ICONONLINE.ID– Sekutu dalam aliansi NATO menolak terlibat dalam rencana blokade pelabuhan Iran yang diumumkan Presiden Amerika Serikat (AS), Donald Trump. Penolakan ini berpotensi memperuncing ketegangan internal aliansi, di tengah konflik yang telah berlangsung selama enam minggu antara Washington dan Teheran.

Sejumlah negara kunci Eropa, seperti Inggris dan Prancis, secara tegas menyatakan tidak akan ambil bagian dalam langkah militer tersebut. Perdana Menteri Inggris, Keir Starmer, menegaskan sikap negaranya yang menolak blokade.

“Kami tidak mendukung blokade. Keputusan saya sangat jelas bahwa apa pun tekanannya, kami tidak akan terseret ke dalam perang,” ujar Starmer, dikutip Selasa (14/4/2026).

Sebagai alternatif, negara-negara NATO kini tengah menyiapkan inisiatif untuk mengamankan jalur pelayaran di Selat Hormuz setelah konflik mereda. Sekretaris Jenderal NATO, Mark Rutte, sebelumnya menyebut aliansi dapat memainkan peran strategis jika seluruh 32 anggota menyepakati pembentukan misi bersama.

Presiden Prancis, Emmanuel Macron, juga mengungkapkan bahwa negaranya akan menggelar konferensi bersama Inggris dan mitra lainnya guna membentuk misi multinasional yang bersifat defensif.

“Misi yang sepenuhnya defensif ini, yang berbeda dari pihak-pihak yang bertikai, akan dikerahkan segera setelah situasi memungkinkan,” kata Macron.

Rencana tersebut mencakup pengawalan kapal tanker serta penetapan jalur aman bagi pelayaran internasional di kawasan strategis tersebut.

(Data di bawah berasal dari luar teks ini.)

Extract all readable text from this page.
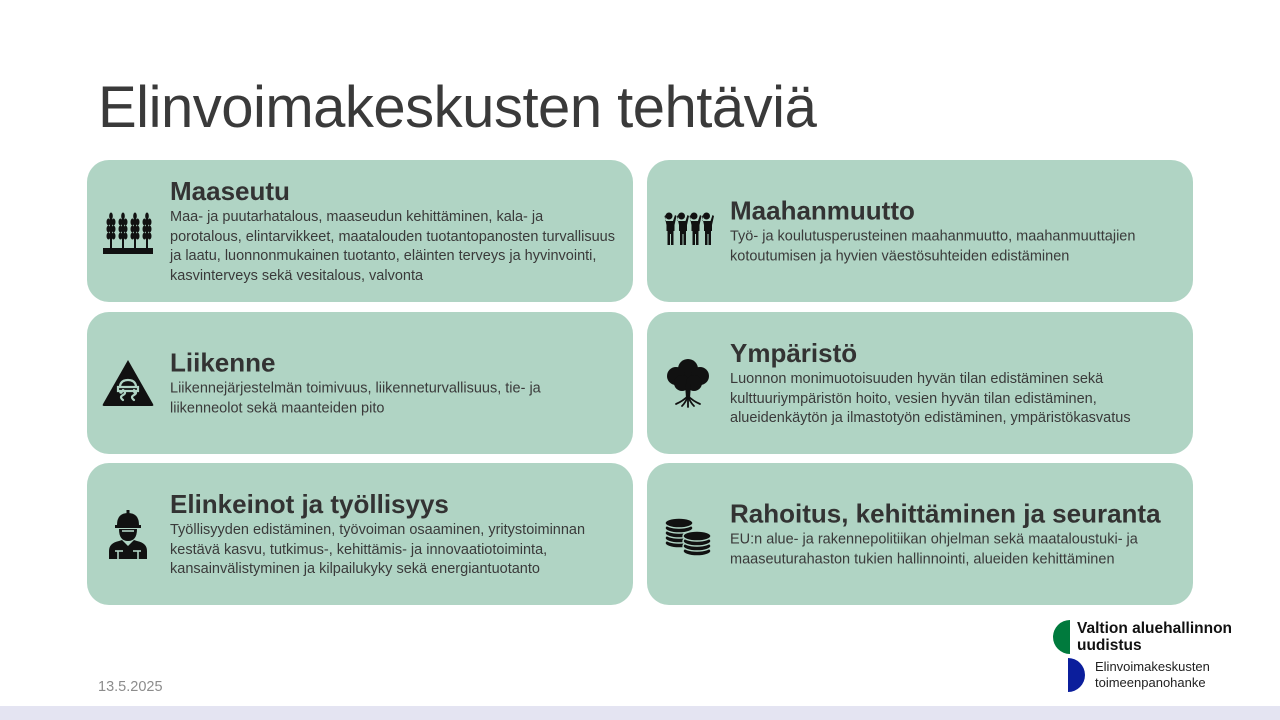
Elinvoimakeskusten tehtäviä
Maaseutu

Maa- ja puutarhatalous, maaseudun kehittäminen, kala- ja porotalous, elintarvikkeet, maatalouden tuotantopanosten turvallisuus ja laatu, luonnonmukainen tuotanto, eläinten terveys ja hyvinvointi, kasvinterveys sekä vesitalous, valvonta

Maahanmuutto

Työ- ja koulutusperusteinen maahanmuutto, maahanmuuttajien kotoutumisen ja hyvien väestösuhteiden edistäminen

Liikenne

Liikennejärjestelmän toimivuus, liikenneturvallisuus, tie- ja liikenneolot sekä maanteiden pito

Ympäristö

Luonnon monimuotoisuuden hyvän tilan edistäminen sekä kulttuuriympäristön hoito, vesien hyvän tilan edistäminen, alueidenkäytön ja ilmastotyön edistäminen, ympäristökasvatus

Elinkeinot ja työllisyys

Työllisyyden edistäminen, työvoiman osaaminen, yritystoiminnan kestävä kasvu, tutkimus-, kehittämis- ja innovaatiotoiminta, kansainvälistyminen ja kilpailukyky sekä energiantuotanto

Rahoitus, kehittäminen ja seuranta

EU:n alue- ja rakennepolitiikan ohjelman sekä maataloustuki- ja maaseuturahaston tukien hallinnointi, alueiden kehittäminen

13.5.2025
Valtion aluehallinnon uudistus
Elinvoimakeskusten toimeenpanohanke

“Ini tentang melindungi pelayaran dan mendukung kebebasan navigasi setelah konflik berakhir. Tujuan bersama kita adalah rencana multinasional yang terkoordinasi dan independen,” tambah Starmer di parlemen.

Sumber diplomatik menyebut sekitar 30 negara, termasuk negara-negara Teluk, India, serta sejumlah negara Eropa, berpotensi terlibat dalam misi ini. Namun, baik Iran maupun Amerika Serikat tidak akan berpartisipasi langsung, meski tetap akan diberi pemberitahuan.